My kid could kick your kid's ass! ... or could she?

Today was my thirty-seventh week checkup. In nasty, medically-official-sounding news, my cervix is 80% effaced. Good job, cervix. I'm glad we're on the same page.
     When the nurse practitioner went to measure Siren's heart rate, she got startled and developed a case of the hiccups, which pissed her off so hard that her heart rate shot up and she kicked the Doppler. Okay, there, Courtney Love--I guess hiccups can be pretty frustrating when you live in a warm little bubble and eat all your food through a tube attached to your belly.
     I told my mom about it and we got into a conversation about what happens when your kid is the kid that kicks other kid's asses--and how to teach your kid to kick other kid's asses if they try to kick yours. She never had to deal with this; I was a little bitch all through childhood and partially through adolescence.
     There were a number of factors: Madison doesn't really have the same Castle Doctrine culture of self-defense that, well, the rest of the world has--and I weighed no more than fifty pounds until puberty. Being one of those precocious high-IQ pieces of shit didn't help the situation, either. Basically, I was the skinny, dorky Asian kid who liked throw-up and virtual reality chat clients, until puberty finally hit and I could compensate for my utter lack of social skills with being extremely good-looking and excellent at sex my personality and varied interests.

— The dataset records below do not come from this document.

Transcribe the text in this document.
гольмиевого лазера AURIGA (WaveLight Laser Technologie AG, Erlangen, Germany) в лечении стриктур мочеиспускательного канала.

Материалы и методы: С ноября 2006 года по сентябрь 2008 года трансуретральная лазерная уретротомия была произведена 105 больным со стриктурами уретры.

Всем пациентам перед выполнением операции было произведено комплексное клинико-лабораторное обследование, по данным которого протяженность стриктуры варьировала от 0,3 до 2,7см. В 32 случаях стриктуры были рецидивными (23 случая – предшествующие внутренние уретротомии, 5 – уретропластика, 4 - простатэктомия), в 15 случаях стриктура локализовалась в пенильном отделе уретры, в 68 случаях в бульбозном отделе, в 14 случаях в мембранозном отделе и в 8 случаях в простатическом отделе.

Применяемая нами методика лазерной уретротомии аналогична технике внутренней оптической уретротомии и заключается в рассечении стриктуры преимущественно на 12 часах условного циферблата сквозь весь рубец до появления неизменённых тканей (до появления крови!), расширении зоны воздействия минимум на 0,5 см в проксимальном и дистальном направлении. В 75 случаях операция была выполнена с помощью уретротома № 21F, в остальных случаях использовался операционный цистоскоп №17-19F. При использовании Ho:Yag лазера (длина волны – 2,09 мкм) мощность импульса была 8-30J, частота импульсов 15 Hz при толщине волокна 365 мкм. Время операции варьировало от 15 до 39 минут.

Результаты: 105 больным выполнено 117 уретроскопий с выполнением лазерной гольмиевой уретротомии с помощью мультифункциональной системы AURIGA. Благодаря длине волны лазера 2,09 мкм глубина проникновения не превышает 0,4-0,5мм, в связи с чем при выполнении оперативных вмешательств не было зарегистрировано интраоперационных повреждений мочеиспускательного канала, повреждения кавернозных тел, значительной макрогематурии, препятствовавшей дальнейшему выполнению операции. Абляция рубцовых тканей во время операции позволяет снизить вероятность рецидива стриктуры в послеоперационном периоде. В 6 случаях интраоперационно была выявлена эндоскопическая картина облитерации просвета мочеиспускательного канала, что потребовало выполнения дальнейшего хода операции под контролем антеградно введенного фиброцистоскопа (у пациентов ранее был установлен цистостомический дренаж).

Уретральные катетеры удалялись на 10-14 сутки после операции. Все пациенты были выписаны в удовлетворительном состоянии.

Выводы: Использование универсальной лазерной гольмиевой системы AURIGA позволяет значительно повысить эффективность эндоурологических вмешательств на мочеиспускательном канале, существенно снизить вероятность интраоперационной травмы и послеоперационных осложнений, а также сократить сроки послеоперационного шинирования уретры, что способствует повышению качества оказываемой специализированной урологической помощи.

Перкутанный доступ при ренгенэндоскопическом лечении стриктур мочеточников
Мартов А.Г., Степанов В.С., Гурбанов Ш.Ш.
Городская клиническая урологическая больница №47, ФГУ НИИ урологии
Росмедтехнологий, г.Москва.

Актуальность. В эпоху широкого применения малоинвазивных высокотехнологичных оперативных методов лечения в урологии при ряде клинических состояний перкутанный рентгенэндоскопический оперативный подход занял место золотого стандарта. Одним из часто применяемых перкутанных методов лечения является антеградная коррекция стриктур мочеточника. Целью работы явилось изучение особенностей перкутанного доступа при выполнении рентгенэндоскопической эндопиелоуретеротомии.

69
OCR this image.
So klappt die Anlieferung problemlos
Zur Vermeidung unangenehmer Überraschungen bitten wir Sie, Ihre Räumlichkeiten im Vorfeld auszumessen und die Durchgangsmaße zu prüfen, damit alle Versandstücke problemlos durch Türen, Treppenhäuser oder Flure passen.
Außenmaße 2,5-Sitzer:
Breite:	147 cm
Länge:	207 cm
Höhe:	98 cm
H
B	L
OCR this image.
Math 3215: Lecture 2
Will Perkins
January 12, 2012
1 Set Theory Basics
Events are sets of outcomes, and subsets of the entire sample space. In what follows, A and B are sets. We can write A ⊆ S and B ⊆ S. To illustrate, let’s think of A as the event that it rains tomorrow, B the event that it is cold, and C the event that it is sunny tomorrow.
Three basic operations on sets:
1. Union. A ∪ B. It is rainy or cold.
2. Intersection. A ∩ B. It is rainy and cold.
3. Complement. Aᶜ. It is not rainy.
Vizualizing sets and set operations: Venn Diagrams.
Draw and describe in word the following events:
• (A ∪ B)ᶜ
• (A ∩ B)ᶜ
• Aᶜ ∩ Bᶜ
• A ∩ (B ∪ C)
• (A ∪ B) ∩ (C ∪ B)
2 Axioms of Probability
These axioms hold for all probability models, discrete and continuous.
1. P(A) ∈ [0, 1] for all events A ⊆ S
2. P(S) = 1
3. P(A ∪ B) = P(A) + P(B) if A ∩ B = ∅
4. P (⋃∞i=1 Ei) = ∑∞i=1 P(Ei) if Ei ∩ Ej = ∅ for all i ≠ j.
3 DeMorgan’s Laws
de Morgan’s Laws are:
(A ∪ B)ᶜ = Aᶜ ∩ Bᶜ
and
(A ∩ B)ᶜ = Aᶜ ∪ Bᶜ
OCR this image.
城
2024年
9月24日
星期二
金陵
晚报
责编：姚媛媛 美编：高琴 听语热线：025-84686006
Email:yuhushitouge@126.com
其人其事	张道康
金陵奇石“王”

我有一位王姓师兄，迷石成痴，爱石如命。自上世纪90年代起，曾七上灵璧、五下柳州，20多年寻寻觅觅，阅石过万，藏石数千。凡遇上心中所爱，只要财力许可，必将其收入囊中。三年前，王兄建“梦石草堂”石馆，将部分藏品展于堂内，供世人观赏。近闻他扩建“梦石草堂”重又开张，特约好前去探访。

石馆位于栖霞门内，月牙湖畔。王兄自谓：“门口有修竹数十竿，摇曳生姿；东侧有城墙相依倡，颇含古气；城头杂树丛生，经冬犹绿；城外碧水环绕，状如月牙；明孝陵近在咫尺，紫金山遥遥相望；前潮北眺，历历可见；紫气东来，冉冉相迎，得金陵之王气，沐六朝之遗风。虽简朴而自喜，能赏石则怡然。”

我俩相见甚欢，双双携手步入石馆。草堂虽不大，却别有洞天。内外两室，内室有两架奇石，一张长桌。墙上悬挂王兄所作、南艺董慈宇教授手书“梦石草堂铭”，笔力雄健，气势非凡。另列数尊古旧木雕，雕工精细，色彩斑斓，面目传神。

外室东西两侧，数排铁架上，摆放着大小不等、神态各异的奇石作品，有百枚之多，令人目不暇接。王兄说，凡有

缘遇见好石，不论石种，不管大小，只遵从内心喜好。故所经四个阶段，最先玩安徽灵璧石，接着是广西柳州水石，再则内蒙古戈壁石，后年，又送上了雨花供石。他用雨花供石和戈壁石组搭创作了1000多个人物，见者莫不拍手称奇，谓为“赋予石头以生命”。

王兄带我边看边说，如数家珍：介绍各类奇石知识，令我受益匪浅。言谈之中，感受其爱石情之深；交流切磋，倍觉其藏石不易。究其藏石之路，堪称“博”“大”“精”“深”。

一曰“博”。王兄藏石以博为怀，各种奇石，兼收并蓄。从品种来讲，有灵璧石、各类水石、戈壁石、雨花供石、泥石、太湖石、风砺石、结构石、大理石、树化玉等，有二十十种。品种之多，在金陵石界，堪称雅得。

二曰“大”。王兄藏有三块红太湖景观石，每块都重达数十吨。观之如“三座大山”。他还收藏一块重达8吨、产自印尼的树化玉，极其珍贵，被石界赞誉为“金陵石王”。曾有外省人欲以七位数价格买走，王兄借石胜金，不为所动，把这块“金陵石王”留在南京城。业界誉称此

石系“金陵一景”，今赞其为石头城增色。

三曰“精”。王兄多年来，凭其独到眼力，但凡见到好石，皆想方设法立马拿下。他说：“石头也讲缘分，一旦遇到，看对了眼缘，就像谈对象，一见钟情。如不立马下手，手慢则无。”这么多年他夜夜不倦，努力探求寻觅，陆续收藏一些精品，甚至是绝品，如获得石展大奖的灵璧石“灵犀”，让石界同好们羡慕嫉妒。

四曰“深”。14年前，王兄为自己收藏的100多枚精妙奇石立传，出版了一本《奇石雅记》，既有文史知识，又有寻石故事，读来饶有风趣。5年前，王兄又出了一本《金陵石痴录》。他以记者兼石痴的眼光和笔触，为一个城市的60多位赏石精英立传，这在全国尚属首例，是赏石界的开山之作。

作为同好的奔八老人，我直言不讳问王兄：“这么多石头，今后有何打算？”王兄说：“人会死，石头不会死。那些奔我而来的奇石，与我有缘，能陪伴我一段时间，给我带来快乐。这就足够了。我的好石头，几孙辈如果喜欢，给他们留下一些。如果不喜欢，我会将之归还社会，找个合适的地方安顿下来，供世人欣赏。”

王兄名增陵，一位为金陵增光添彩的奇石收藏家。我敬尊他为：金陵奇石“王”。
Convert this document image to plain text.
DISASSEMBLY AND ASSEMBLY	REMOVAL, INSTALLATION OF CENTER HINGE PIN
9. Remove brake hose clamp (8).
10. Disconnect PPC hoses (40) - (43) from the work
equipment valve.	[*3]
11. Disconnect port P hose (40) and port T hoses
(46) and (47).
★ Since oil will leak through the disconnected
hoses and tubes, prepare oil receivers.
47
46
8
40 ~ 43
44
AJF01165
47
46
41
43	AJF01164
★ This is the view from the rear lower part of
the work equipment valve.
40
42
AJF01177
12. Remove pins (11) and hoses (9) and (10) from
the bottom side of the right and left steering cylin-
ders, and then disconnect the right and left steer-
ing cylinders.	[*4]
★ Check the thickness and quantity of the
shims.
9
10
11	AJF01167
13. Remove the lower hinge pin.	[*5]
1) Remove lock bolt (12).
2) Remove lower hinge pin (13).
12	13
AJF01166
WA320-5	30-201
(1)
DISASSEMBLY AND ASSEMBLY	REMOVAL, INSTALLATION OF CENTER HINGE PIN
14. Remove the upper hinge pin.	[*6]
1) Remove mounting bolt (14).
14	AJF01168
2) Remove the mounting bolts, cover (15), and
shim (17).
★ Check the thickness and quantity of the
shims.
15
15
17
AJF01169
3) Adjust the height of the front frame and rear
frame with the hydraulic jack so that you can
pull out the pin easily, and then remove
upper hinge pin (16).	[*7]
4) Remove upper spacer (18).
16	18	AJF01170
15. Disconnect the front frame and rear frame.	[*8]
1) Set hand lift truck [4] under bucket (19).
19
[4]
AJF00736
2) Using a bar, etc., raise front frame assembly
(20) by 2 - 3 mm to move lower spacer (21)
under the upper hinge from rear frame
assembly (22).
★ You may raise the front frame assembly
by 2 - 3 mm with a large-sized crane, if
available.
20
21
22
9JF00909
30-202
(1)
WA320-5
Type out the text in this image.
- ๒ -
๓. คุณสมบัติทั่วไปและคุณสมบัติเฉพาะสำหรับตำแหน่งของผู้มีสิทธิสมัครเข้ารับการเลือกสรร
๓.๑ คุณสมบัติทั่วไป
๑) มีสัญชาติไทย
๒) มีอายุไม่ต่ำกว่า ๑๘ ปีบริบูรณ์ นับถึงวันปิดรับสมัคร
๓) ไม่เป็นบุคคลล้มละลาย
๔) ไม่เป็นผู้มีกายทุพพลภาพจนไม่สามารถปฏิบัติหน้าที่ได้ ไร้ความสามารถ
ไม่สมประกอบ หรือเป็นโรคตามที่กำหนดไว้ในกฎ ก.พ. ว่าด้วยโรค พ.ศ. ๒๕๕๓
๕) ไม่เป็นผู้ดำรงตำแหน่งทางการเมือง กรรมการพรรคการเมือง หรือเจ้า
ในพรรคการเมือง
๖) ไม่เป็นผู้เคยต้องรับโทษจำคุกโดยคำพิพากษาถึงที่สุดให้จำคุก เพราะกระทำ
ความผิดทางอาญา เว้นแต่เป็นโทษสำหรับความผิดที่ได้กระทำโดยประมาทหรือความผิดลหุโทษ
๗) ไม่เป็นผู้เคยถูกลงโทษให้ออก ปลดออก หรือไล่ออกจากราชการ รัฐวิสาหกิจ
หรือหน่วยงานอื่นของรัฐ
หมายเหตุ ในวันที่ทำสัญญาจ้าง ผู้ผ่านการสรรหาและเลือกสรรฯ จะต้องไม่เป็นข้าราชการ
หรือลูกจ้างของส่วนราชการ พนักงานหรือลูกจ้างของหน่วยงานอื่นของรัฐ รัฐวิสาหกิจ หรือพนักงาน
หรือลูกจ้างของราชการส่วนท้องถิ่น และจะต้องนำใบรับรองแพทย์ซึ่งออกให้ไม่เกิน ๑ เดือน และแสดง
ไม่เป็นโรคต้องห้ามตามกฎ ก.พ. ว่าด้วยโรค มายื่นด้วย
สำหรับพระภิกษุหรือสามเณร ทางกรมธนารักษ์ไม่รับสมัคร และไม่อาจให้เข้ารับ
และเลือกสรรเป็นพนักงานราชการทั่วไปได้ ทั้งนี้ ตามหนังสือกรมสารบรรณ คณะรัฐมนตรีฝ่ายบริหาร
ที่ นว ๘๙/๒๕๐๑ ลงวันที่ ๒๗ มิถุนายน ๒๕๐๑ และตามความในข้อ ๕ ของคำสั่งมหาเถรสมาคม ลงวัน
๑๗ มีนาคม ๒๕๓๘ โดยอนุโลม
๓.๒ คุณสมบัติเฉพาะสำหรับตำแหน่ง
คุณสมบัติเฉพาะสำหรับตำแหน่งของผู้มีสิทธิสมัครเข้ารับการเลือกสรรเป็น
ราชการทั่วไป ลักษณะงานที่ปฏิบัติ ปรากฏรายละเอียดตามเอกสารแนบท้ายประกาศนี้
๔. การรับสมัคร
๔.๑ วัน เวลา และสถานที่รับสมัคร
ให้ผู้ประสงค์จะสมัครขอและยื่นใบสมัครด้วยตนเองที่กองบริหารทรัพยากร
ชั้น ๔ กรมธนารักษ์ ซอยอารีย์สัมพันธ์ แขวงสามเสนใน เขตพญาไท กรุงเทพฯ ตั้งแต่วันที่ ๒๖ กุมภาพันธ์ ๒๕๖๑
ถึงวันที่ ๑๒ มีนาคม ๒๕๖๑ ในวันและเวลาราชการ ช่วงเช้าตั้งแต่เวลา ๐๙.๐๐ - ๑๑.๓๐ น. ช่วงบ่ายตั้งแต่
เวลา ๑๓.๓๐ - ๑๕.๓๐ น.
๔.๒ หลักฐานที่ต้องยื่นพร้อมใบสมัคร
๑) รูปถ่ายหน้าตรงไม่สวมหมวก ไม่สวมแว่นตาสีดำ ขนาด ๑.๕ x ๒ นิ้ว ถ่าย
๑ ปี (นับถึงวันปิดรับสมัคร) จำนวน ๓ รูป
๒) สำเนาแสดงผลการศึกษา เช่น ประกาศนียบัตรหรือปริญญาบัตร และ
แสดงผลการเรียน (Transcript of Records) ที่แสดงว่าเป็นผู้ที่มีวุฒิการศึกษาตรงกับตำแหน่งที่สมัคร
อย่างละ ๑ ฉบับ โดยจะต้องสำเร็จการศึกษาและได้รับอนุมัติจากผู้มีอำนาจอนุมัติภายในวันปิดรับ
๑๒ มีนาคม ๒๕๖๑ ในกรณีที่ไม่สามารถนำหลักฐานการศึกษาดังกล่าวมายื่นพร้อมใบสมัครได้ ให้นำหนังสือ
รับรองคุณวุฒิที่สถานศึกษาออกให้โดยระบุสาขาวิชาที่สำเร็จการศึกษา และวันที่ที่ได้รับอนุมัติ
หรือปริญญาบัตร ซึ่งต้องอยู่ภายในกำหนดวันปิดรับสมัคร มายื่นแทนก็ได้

I don't want Siren to grow up like that, though. Being beaten up with your own skateboard before having it stolen from you kind of sucks. I may have been gangly and into throw-up, but someone could've stepped in and taught me how to defend myself. My father was very physically protective of me, primarily because of my size, and my mother worked sixty-to-eighty hours a week for most of my childhood.
     In retrospect, I wish my mother would've been the one to step in. Apparently, being a hood rat skips a generation. (This bodes well for Siren!) During our conversation, we compared polar-opposite levels of confrontation; my mother, because she is way more sure of herself than I am and always has been, described only tenacity in her early years.
It totally is.

Siren, someday you'll find this blog, so here's something to take from it: don't be a little bitch like I was. Don't instigate violence, but don't let other kids beat you with your own skateboard before stealing it. Be like your Nana: defend yourself & your loved ones when you see that the time calls for it.